- Нас не ждали, а мы пришли! – нестройным хором выдают они.

- Ксюш, мы извиниться хотим, – робко переминается с ноги на ногу Оля. – Ты же обиделась на нас? Поэтому ушла из бара? Столько лет не виделись, а доставали тебя дурацкими вопросами.

Боже, о чем они думают?..

Это было всего лишь позавчера, а кажется, что прошла целая вечность...

Не знаю, что ответить. Эйфория первых встреч после долгого перерыва спала. Я понимаю, что передо мной стоят женщины, которые не имеют ни малейшего понятия, как изменилась я за десять лет, и что происходит в моей жизни... А рассказать не могу решиться. Зачем грузить людей своими проблемами?

А может, они тоже носят маски? Может, и с ними мне не стоит быть искренней?

Господи, неужели я никогда больше не смогут верить людям?..

- Оль, она с похмелья, что ли? – шепчет Ира, когда все нормы этикета бьют тревогу, я продолжаю молчать, а девочки все еще толпятся в проеме.

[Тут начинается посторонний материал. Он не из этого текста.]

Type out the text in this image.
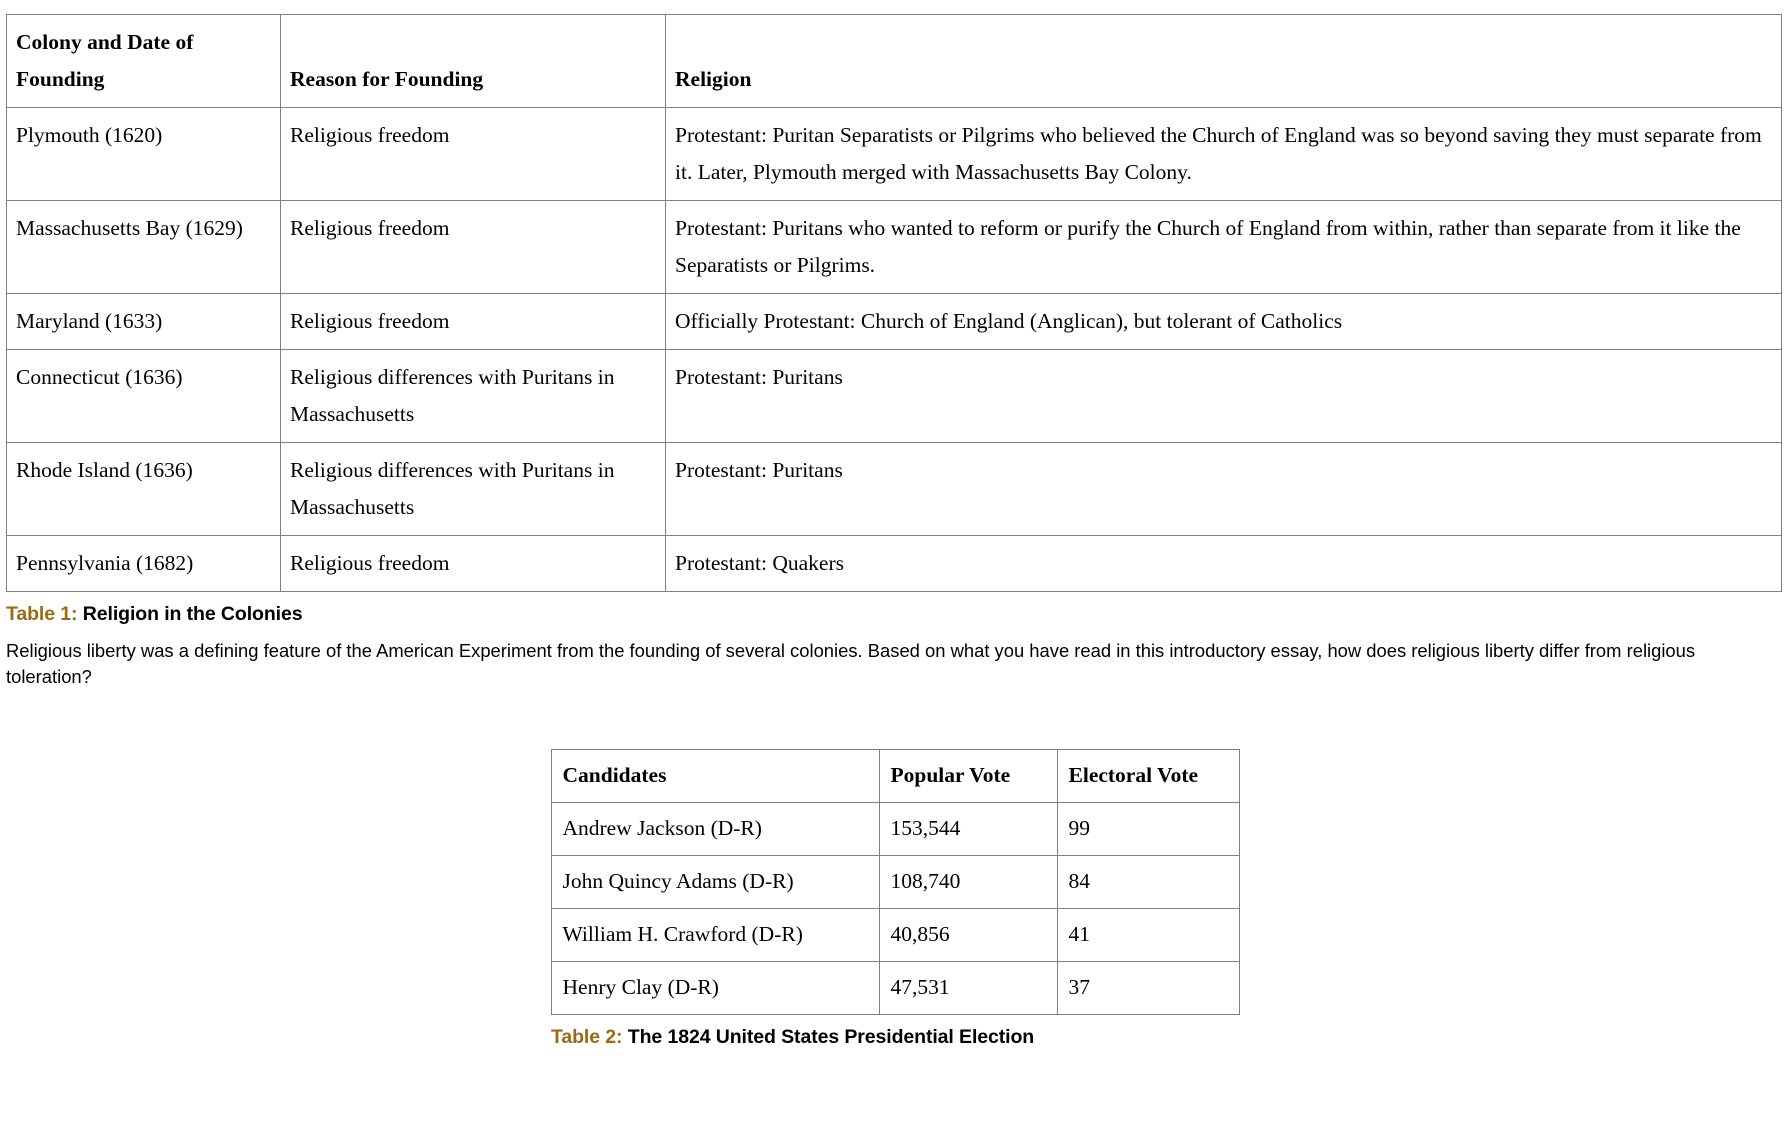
Colony and Date of Founding	Reason for Founding	Religion
Plymouth (1620)	Religious freedom	Protestant: Puritan Separatists or Pilgrims who believed the Church of England was so beyond saving they must separate from it. Later, Plymouth merged with Massachusetts Bay Colony.
Massachusetts Bay (1629)	Religious freedom	Protestant: Puritans who wanted to reform or purify the Church of England from within, rather than separate from it like the Separatists or Pilgrims.
Maryland (1633)	Religious freedom	Officially Protestant: Church of England (Anglican), but tolerant of Catholics
Connecticut (1636)	Religious differences with Puritans in Massachusetts	Protestant: Puritans
Rhode Island (1636)	Religious differences with Puritans in Massachusetts	Protestant: Puritans
Pennsylvania (1682)	Religious freedom	Protestant: Quakers
Table 1: Religion in the Colonies

Religious liberty was a defining feature of the American Experiment from the founding of several colonies. Based on what you have read in this introductory essay, how does religious liberty differ from religious toleration?

Candidates	Popular Vote	Electoral Vote
Andrew Jackson (D-R)	153,544	99
John Quincy Adams (D-R)	108,740	84
William H. Crawford (D-R)	40,856	41
Henry Clay (D-R)	47,531	37
Table 2: The 1824 United States Presidential Election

Голос её звучит приглушенно. Странно, что я вообще это расслышала.

- Говорила же, надо было заранее написать. – Это уже произносит Света. – Мыы-ы, это... Пойдем, наверное, да?

Она кивает самой себе – по одному кивочку на каждый слог. А я смотрю на пакет у нее в руке, с бутылками. Одна, две, три... Интересно, если всё это выпить, станет чуть меньше болеть?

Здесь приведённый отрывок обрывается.